Immediately on receiving the email, I called Mohammed Ismail. He said they needed me to make a public announcement in one of the English papers mentioning the role Egypt had played in the abduction. “In order to save face,” he repeated.
“This has been done already, on countless occasions, and most recently a week ago,” I said.
“I didn’t know this,” he said.
“Have you not seen the press?”
“No,” he said.
I suspected this to be disingenuous and later that suspicion was confirmed. Given how closely connected Seif was to the embassy in London and how perturbed the embassy was by all the media, it is impossible that he and his aides did not know.
“I’ll send you a selection of articles and interviews on the subject that detail Egypt’s involvement,” I said.
—
Three days later, on the evening of Friday, March 5, a week before the twentieth anniversary of my father’s disappearance, Mohammed Ismail telephoned.
“I am coming to London tomorrow. Let’s meet.”
I telephoned my friend Paul van Zyl.
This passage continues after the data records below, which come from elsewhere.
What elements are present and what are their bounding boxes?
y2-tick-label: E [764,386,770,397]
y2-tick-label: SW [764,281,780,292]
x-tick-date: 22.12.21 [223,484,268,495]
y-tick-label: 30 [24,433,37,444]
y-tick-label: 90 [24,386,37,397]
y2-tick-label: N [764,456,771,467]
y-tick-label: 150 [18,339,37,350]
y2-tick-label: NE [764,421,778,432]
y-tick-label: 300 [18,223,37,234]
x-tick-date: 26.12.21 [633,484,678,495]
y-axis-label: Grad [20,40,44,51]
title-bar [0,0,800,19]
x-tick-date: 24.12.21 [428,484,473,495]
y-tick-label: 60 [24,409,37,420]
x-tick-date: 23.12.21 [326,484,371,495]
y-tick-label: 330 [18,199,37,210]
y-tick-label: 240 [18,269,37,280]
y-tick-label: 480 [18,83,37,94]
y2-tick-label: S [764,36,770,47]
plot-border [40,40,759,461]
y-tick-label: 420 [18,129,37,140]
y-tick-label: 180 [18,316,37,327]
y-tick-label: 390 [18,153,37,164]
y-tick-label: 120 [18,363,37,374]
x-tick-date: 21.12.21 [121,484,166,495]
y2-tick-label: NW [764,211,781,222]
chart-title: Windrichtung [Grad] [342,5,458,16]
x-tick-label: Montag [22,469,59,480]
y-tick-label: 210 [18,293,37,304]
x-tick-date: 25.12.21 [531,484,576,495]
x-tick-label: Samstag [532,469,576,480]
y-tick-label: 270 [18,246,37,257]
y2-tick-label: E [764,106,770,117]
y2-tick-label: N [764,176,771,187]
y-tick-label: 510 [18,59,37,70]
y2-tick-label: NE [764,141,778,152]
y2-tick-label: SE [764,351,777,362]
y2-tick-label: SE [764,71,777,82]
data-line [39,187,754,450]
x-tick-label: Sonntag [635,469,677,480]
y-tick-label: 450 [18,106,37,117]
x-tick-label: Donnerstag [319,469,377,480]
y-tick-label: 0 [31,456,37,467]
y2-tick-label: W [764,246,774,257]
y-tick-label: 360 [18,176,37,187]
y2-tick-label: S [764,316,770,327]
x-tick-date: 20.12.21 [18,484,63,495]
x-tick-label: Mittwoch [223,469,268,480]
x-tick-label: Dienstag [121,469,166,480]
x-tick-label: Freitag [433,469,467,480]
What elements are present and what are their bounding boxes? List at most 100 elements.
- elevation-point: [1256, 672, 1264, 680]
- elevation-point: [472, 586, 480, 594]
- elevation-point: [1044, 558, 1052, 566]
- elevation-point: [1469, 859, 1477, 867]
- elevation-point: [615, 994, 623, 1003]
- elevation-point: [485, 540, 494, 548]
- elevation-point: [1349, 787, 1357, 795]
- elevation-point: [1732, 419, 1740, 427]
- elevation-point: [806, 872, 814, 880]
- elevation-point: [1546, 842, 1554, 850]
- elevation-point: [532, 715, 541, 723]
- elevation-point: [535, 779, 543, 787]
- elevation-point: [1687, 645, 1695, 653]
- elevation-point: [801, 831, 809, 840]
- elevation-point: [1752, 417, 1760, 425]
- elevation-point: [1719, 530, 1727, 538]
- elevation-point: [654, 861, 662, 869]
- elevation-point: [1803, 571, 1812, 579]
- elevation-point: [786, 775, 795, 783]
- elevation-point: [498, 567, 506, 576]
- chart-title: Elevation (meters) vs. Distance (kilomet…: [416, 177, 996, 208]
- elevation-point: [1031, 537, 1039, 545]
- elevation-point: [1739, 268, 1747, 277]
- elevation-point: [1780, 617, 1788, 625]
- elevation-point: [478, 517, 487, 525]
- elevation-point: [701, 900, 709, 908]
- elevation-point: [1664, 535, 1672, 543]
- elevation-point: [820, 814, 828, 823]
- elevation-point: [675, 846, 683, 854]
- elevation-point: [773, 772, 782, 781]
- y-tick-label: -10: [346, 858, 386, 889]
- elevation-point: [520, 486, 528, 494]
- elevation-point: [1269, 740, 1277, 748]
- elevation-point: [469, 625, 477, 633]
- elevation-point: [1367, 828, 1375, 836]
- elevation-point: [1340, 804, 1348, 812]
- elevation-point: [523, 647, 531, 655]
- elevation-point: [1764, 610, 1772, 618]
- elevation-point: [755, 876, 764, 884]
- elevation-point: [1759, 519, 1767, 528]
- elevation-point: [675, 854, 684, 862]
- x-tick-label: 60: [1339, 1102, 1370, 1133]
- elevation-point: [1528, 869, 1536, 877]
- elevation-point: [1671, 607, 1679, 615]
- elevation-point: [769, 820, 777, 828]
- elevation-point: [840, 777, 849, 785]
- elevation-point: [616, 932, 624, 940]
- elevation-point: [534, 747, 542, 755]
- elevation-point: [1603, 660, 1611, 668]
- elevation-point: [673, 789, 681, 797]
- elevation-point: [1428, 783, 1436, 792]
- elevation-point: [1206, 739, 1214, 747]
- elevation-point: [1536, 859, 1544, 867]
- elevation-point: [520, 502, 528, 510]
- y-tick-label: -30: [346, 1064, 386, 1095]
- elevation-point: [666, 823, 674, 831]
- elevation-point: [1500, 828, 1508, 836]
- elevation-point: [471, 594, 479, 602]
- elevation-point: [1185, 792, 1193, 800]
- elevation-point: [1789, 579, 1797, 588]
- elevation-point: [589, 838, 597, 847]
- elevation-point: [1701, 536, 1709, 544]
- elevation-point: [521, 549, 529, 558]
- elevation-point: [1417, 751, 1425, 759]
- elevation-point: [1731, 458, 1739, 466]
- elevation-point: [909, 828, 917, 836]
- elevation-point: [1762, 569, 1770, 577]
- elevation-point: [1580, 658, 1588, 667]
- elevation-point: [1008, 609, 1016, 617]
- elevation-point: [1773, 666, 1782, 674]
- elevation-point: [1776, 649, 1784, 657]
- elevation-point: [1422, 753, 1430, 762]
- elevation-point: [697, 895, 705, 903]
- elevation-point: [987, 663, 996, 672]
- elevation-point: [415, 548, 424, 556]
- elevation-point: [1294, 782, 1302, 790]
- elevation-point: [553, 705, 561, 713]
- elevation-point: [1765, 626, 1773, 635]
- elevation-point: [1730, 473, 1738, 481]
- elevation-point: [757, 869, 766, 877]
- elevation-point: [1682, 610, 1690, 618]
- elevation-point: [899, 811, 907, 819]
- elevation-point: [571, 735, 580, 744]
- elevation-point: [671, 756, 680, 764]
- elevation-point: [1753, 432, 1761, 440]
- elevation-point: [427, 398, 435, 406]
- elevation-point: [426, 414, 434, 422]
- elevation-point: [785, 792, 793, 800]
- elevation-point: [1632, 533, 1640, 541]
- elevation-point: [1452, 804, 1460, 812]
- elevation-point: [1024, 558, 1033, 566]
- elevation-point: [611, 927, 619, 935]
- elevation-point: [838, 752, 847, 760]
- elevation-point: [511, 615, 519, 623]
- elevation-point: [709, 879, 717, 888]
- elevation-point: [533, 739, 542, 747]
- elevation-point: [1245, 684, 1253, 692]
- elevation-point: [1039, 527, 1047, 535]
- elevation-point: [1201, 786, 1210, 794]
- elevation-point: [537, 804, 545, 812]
We went through all the possible scenarios. “If at any point during the meeting you want to call me, I’ll be by the phone,” he told me.
I decided not to tell Ziad. I didn’t want to trouble him and get him to make the same rushed journey again. And I also wanted to reserve the option of keeping whatever terrible news Mohammed Ismail was coming to tell me to myself for a little while; then I could worry about how to break it to my family.
I couldn’t sleep that night. Mother, Ziad and I had planned to be together in a couple of days to mark the date of Father’s disappearance. We had no idea how one ought to commemorate such an occasion. I could not travel to Cairo because, since the publication of my first novel, it was no longer deemed safe for me to go there. So we settled on Nairobi, the city where Mother spent part of the year. I couldn’t imagine having to inform her that Father was dead. I spoke the words out loud to see how they might sound. I didn’t know if I could do it. But if I knew for certain that he was dead, I would have no choice but to tell her.